Jul 23, 2019
Rocky Connell, raised in Glasgow, Montana, which is as close to the Canadian border as you can get - and at the western edge of North Dakota, had a very unusual first job "milking" bulls for his father's veterinary business.
That's how we started this living room couch episode of Your Stories Don't Define You, How You Tell Them Will.
How he transitioned from his work with bulls to baking artisanal bread for Park Avenue Bakery in Helena, Montana is a long story, and one you'll want to hear.
We spoke about the movie Like Water for Chocolate, particularly a scene when Tita, the main character, made a dish that made everyone cry. We put our energy into everything we do, everything we make.
Baking bread is a great analogy for personal growth and development. It takes time, there are few shortcuts, and every shift in the environment and ingredients can be the difference between a delicious loaf and an inedible one.
Rocky and I met at the Helena, Montana airport getting ready to board a plane. When I found out he was the genius to bring real French baguette to our little town, I felt like I was sitting with a celebrity. As he described the process and the trial and error to get to this prized creation, I couldn’t help but see the relationship between baking bread and everything else we do.

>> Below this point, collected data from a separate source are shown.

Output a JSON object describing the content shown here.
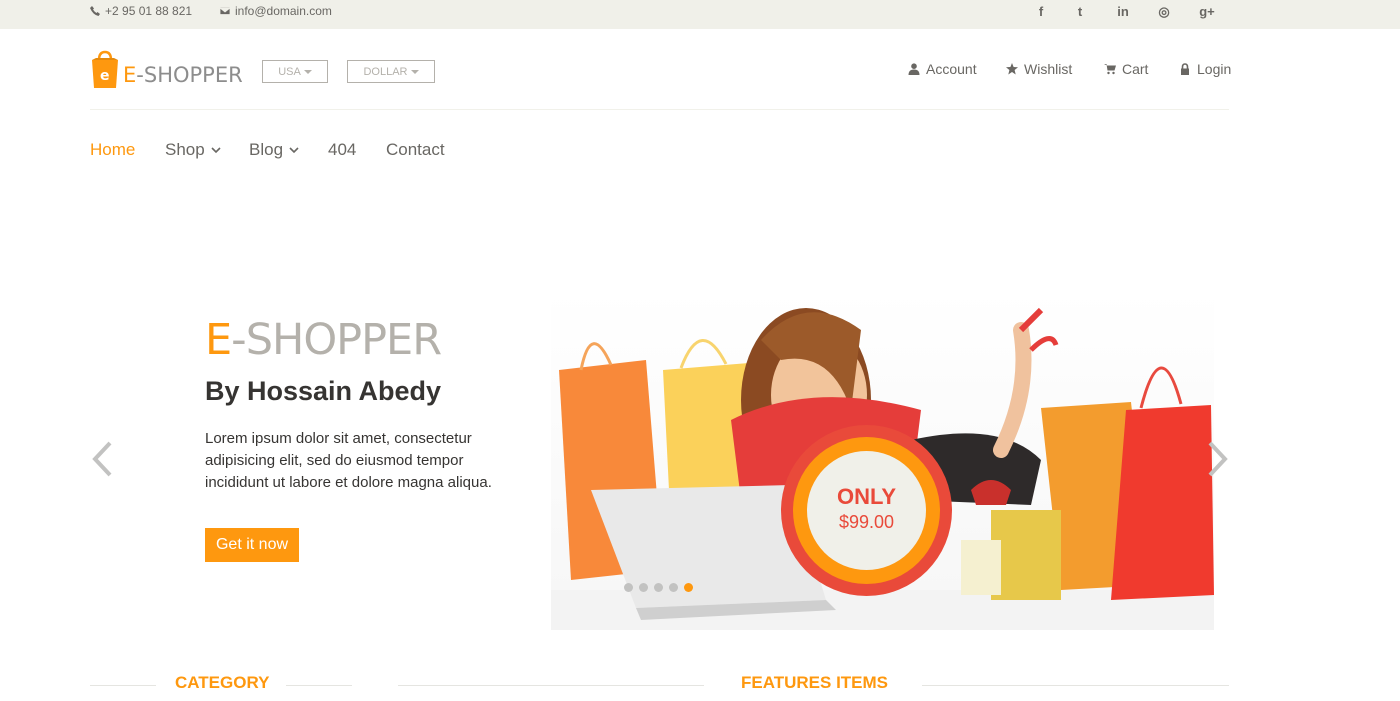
{
  "topbar": {
    "phone": "+2 95 01 88 821",
    "email": "info@domain.com",
    "social": [
      {
        "icon": "facebook-icon",
        "glyph": "f"
      },
      {
        "icon": "twitter-icon",
        "glyph": "t"
      },
      {
        "icon": "linkedin-icon",
        "glyph": "in"
      },
      {
        "icon": "dribbble-icon",
        "glyph": "◎"
      },
      {
        "icon": "google-plus-icon",
        "glyph": "g+"
      }
    ]
  },
  "header": {
    "logo_e": "E",
    "logo_rest": "-SHOPPER",
    "country": "USA",
    "currency": "DOLLAR",
    "links": {
      "account": "Account",
      "wishlist": "Wishlist",
      "cart": "Cart",
      "login": "Login"
    }
  },
  "nav": {
    "home": "Home",
    "shop": "Shop",
    "blog": "Blog",
    "not_found": "404",
    "contact": "Contact"
  },
  "slider": {
    "title_e": "E",
    "title_rest": "-SHOPPER",
    "subtitle": "By Hossain Abedy",
    "text": "Lorem ipsum dolor sit amet, consectetur adipisicing elit, sed do eiusmod tempor incididunt ut labore et dolore magna aliqua.",
    "button": "Get it now",
    "badge_label": "ONLY",
    "badge_price": "$99.00",
    "active_slide": 5,
    "slide_count": 5
  },
  "sections": {
    "category": "CATEGORY",
    "features": "FEATURES ITEMS"
  },
  "colors": {
    "accent": "#fe980f",
    "badge_red": "#e94a3a",
    "topbar_bg": "#f0f0e9"
  }
}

You infuse your energy into everything you do. Positive or negative, whatever you put into a project, relationship, or event is what will come out of it. I shared my story about baking challah (the Jewish bread for the Sabbath and festivals) at high altitude, and the difficulties I had in that first year living in Montana. Rocky could relate, but not with the altitude aspect because he has only ever baked at high altitude! He could relate to the trial and error of the process, and to the euphoric feeling of pulling the perfect loaf out of the oven to share with friends and family.
One story he shared has stayed with me even more than the others: When he first started baking in Billings, Montana, for a local bakery, he figured out an extraordinary ciabatta. He would make a big batch in the very early mornings and felt connected to each loaf. He knew he poured himself into every part of the process, from softening the yeast to carefully placing the loaves into the hot oven. He remembered one customer who came in and bought every. single. loaf. At first, Rocky was almost hostile toward the customer, frustrated that all of his early morning hard work would be gone first thing that day. But then the man explained:
I’m bringing these to my son and his family in Great Falls, Montana today. Last time I visited, I brought one of these delicious loaves to him, and my son was so impressed that he asked me to bring more next time. He said he’d freeze loaves for later, but please bring as many as you can!
Rocky looked back at that incident and saw it as a pivot point, it was that moment when he realized he wasn’t baking bread just because he loved to bake bread - it wasn’t just for him. He realized that he wasn’t just feeding people, he was nourishing them.
What do you do that you can feel that good about? When did you realize that the energy you put into something was exactly the energy that came out of it?
Rocky loves his work at Park Avenue Bakery in Helena, Montana. If you make it in there, be sure to ask for him so you can hear about his latest outstanding creation, the Black & Brie Baguette. (I had mine with fresh sliced tomatoes and basil from my garden… mmmm.)